Women have long fought to be equal with men, but here’s a finding that will hopefully get the ladies hopping mad: women exercise less than men, and their health pays for it!

A study published in the journal Preventive Medicine found that women are less likely than men to get at the recommended daily minimum of at least 30 minutes of moderate-to-vigorous exercise. As a result, women are more likely to suffer from depression and higher levels of homocysteine (a chemical in the blood that is produced when an amino acid called methionine is broken down in the body).

Women are also at greater risk for developing metabolic syndrome - a group of risk factors that occur together and increase an individual's risk for developing cardiovascular disease, stroke, and type-2 diabetes. Symptoms include high cholesterol, high blood pressure, and excess weight around the abdomen.

Researchers Paul D. Loprizini and Bradley J. Cardinal from Bellarmine University and Oregon State University studied data from 1,146 men and women between the ages of 20 and 85, all participants of the 2005-2006 National Health and Nutrition Examination Survey, looking for a link between physical activity, depression, homocysteine, and metabolic syndrome.

Physical activity was measured by equipping participants with accelerometers, and all of their physical activity over a 7-day period was recorded. The data was logged as the average duration of moderate-to-vigorous physical activity (MVPA).

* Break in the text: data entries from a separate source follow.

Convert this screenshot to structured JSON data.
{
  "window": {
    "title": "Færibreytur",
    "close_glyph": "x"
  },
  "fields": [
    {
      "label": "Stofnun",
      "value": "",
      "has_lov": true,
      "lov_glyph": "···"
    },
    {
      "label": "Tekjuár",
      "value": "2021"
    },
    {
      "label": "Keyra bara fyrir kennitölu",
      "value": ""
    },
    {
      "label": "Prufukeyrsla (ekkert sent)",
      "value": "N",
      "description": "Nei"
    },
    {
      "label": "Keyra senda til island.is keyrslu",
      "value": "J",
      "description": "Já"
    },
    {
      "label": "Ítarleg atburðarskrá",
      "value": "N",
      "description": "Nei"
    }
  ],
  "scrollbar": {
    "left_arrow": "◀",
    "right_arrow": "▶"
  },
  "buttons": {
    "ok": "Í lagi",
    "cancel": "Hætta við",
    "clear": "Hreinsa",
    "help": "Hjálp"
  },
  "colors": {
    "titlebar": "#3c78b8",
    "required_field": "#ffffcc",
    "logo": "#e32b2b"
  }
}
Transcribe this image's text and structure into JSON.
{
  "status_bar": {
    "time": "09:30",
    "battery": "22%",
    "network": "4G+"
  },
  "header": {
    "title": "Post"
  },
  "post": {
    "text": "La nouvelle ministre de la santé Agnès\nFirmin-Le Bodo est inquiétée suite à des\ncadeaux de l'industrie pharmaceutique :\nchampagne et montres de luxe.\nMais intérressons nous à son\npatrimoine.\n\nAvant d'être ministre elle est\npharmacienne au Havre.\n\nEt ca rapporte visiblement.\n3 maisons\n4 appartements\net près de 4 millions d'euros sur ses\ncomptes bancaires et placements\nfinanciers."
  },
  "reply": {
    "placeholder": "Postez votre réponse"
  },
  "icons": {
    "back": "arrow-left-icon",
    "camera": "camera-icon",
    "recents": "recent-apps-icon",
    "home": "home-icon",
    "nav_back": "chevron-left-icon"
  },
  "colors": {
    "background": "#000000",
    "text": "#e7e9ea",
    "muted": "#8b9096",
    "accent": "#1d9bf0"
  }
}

Results showed that men were getting an average of about 30 minutes of MVPA daily, but by comparison, women averaged only about 18 minutes of MVPA daily.

More than 35% of women in the study had metabolic syndrome and 23% showed symptoms of depression. However, the overall association was greater in women, with roughly 3% more women than men suffering from both of these conditions simultaneously.

Participants who exercised at least 30 minutes daily were less likely to be depressed, less likely to have high cholesterol, and less likely to have metabolic syndrome. Depression is linked to increased abdominal fat and insulin resistance – both risk factors for metabolic syndrome.

Cardinal, a professor at Bellarmine University’s Lansing School of Nursing and Health Sciences, notes, “It’s pretty striking what happens to you if you don’t meet that 30 minutes a day of activity. Women in our sample had better health behavior – they were much less likely to smoke for instance – but the lack of activity still puts them at risk. The key message here is to get that 30 minutes of exercise every day because it reduces a great deal of risk factors.”

The Bottom Line

While the study does not identify a cause for the disparity in exercise rates, lead researcher Loprizini states “women often cite a lack of time to exercise due to child rearing.”

It’s true – modern women have more responsibility than ever. In addition to raising children and managing the household, many women work outside of the home, leaving little time for physical activity. However, finding just a half hour – which really isn’t much – for exercise daily should be a priority.

Loprizini and Cardinal have a study coming out which suggests that accruing physical activity in short periods throughout the day – think three 10-minute bursts – can still be advantageous to health. Meeting that 30-minute minimum any way you can is important, as being overweight and dealing with depression, heart disease, or diabetes makes balancing busy lives an even greater struggle.

Other research shows exercise affects eating behavior in a positive manner. In one recent study published in the Journal of Applied Physiology, researchers found that those who exercised were less likely to be motivated to eat than those who did not exercise. But for exercise to have a significant influence on the response to food, vigorous, extended exercise sessions were found to be more effective.

And finding time for physical activity needs to begin early. Previous studies have shown that rates of physical activity in women start dropping when teens reach middle and high school. The American Academy of Pediatrics cites studies which show that “lifestyles learned as children are much more likely to stay with a person into adulthood.” Given that, encouraging young women to engage in sports and activities is something that all parents should work toward.